Location
- Morecambe Road Lancaster, Lancashire, LA1 2RX England
- Coordinates: 54°03′18″N 2°48′06″W﻿ / ﻿54.05492°N 2.8018°W

Information
- Type: Voluntary aided school
- Motto: A Caring Catholic Community^{[citation needed]}
- Religious affiliation: Roman Catholic
- Established: 1964
- Local authority: Lancashire
- Department for Education URN: 119798 Tables
- Ofsted: Reports
- Headteacher: Helen Seddon
- Gender: Mixed
- Age: 11 to 18
- Enrolment: 865
- Houses: Luce and Veritas
- Website: http://www.olcc.lancs.sch.uk

= Our Lady's Catholic College =

Our Lady's Catholic College (OLCC) is a mixed sex secondary school for pupils aged 11–18. It is located in Skerton, just off the A6 road, north of the River Lune, Lancaster in the North West of England. Formerly Our Lady's Catholic High School, it changed its name after being awarded Specialist Sports College status in September 2003. The college teaches Key Stage 3, Key Stage 4, and Sixth Form.

Helen Seddon, a former pupil, has been head teacher since September 2015. She took over from Brendan Conroy, who retired in July 2015. Conboy had been at Our Lady's since September 2007.

==Description==
This is an 11-19 secondary school principally for Roman Catholic pupils and students: it draws from 28 feeder primary schools from Lancaster and Northern Lancashire.

Pupils entered the school in 2016 with a significantly lower prior attainment than national average. While at the school, low-and middle-ability pupils make the fastest progress while high-ability pupils make progress in line with the national average. By the end of year eleven the proportion of pupils attaining at least a C grade in both English and mathematics mirrors the national average. Mathematics is stronger than English: impressive rates of progress were made in vocational courses, information technology and religious studies.

===Curriculum===
Virtually all maintained schools and academies follow the National Curriculum, and are inspected by Ofsted on how well they succeed in delivering a 'broad and balanced curriculum'.

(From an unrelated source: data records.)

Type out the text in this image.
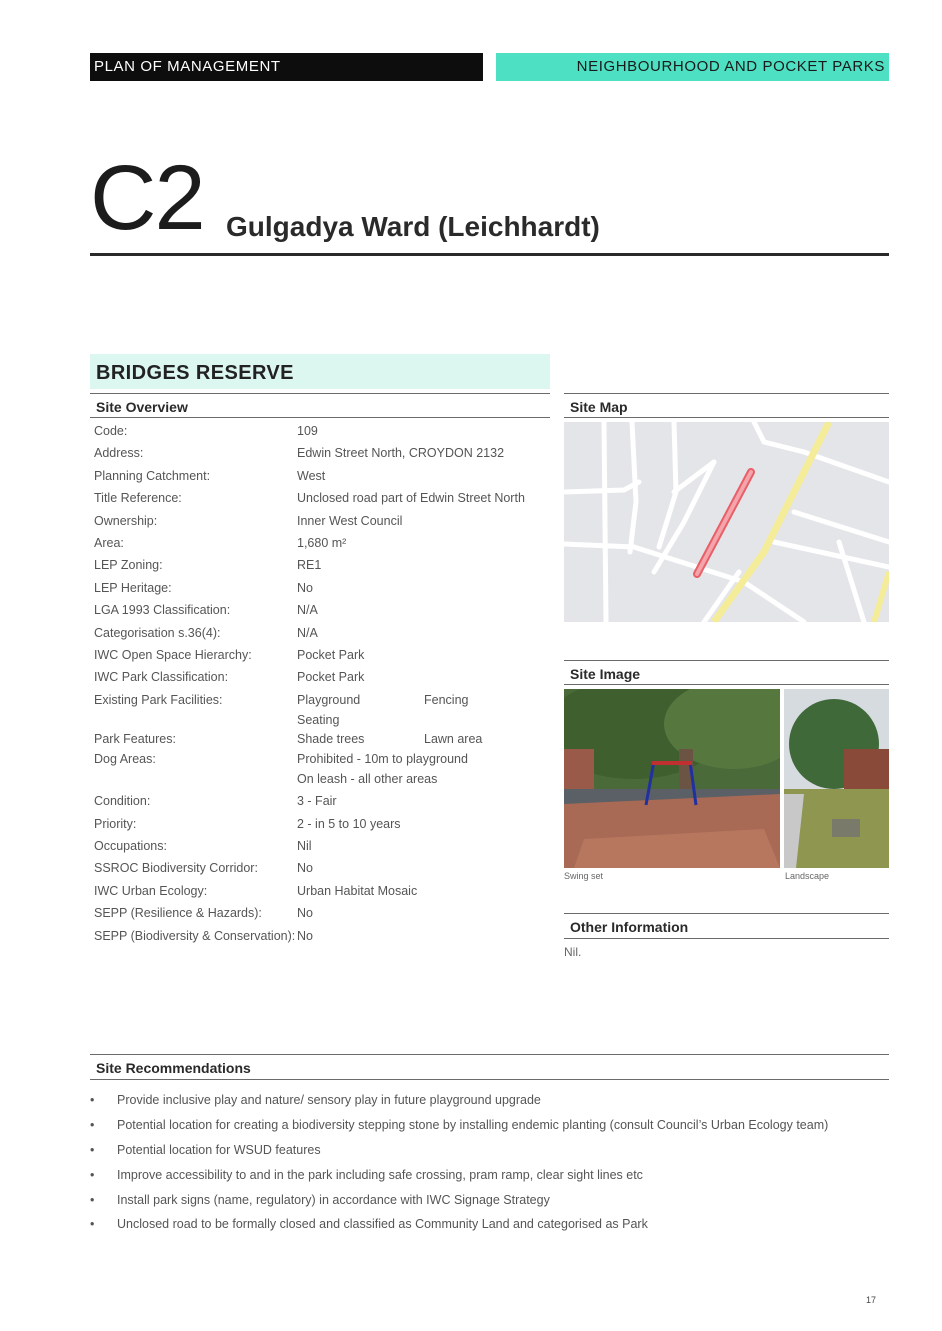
PLAN OF MANAGEMENT	NEIGHBOURHOOD AND POCKET PARKS
C2 Gulgadya Ward (Leichhardt)
BRIDGES RESERVE
Site Overview
Code:	109
Address:	Edwin Street North, CROYDON 2132
Planning Catchment:	West
Title Reference:	Unclosed road part of Edwin Street North
Ownership:	Inner West Council
Area:	1,680 m²
LEP Zoning:	RE1
LEP Heritage:	No
LGA 1993 Classification:	N/A
Categorisation s.36(4):	N/A
IWC Open Space Hierarchy:	Pocket Park
IWC Park Classification:	Pocket Park
Existing Park Facilities:	Playground	Fencing
Seating
Park Features:	Shade trees	Lawn area
Dog Areas:	Prohibited - 10m to playground
On leash - all other areas
Condition:	3 - Fair
Priority:	2 - in 5 to 10 years
Occupations:	Nil
SSROC Biodiversity Corridor:	No
IWC Urban Ecology:	Urban Habitat Mosaic
SEPP (Resilience & Hazards):	No
SEPP (Biodiversity & Conservation): No
Site Map
Site Image
Swing set	Landscape
Other Information
Nil.
Site Recommendations
• Provide inclusive play and nature/ sensory play in future playground upgrade
• Potential location for creating a biodiversity stepping stone by installing endemic planting (consult Council’s Urban Ecology team)
• Potential location for WSUD features
• Improve accessibility to and in the park including safe crossing, pram ramp, clear sight lines etc
• Install park signs (name, regulatory) in accordance with IWC Signage Strategy
• Unclosed road to be formally closed and classified as Community Land and categorised as Park
17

The school has to decide whether Key Stage 3 contains years 7, 8 and 9- or whether year 9 should be in Key Stage 4 and the students just study subjects that will be examined by the GCSE exams at 16.
Our Lady's aim that all students experience a broad and balanced curriculum in their first three years, with an academic approach to the curriculum in order to prepare for KS4 studies. The KS3 curriculum encompasses the core subjects of English, Maths and Science, plus RE, history, geography and languages.

The practical and creative subjects; PE, Technology, including Product design, Food, Textiles and also Art, Drama, Dance and Music are an important part of a students education, the school believes, so has decided to maximise the time available doing a full three year KS 3.

In Key Stage 4 students principally study a range of GCSE courses. The English Baccalaureate subjects of
English, Maths, Science, History, Geography and languages were at centre of the curriculum in KS3 and they are available to all students, so they each have the opportunity to study for the English Baccalaureate and obtain an EBacc APS. Too few pupils choose to study a language so can't obtain an EBacc. The course is structured on the Progress 8 model. Students study the core subjects of English maths and science. RE is also compulsory. Students then choose the humanity from Geography, History and French. They then have choice of options from a range of GCSE and vocational subjects. A small minority of students will not take a Humanity but do the Work skills BTec and an IT qualification.

At Key Stage 5 a range of A levels and Level 3 BTECs are on offer. For example, in 2020, Art and Design, Biology Chemistry, Drama, English and English Literature, Geography, History, Mathematics, Physics, Religious Studies and Sociology were offered at A level and Applied Science, Art and Design, Business Studies, Food Science and Nutrition, Health and Social Care (optional Childcare module), ICT, Performing Arts, Sport and Travel and Tourism as BTECs. Modern Foreign Languages are notable by their absence.

==Notable former students==
Notable former students include:

- Scott McTominay, professional footballer who plays as a midfielder for Premier League club Manchester United and the Scotland national team.
- Emma Atkins, actress

==Notable events==
On 22 June 2012, the Olympic Flame passed through the college as part of the Olympic Torch Relays of 2012.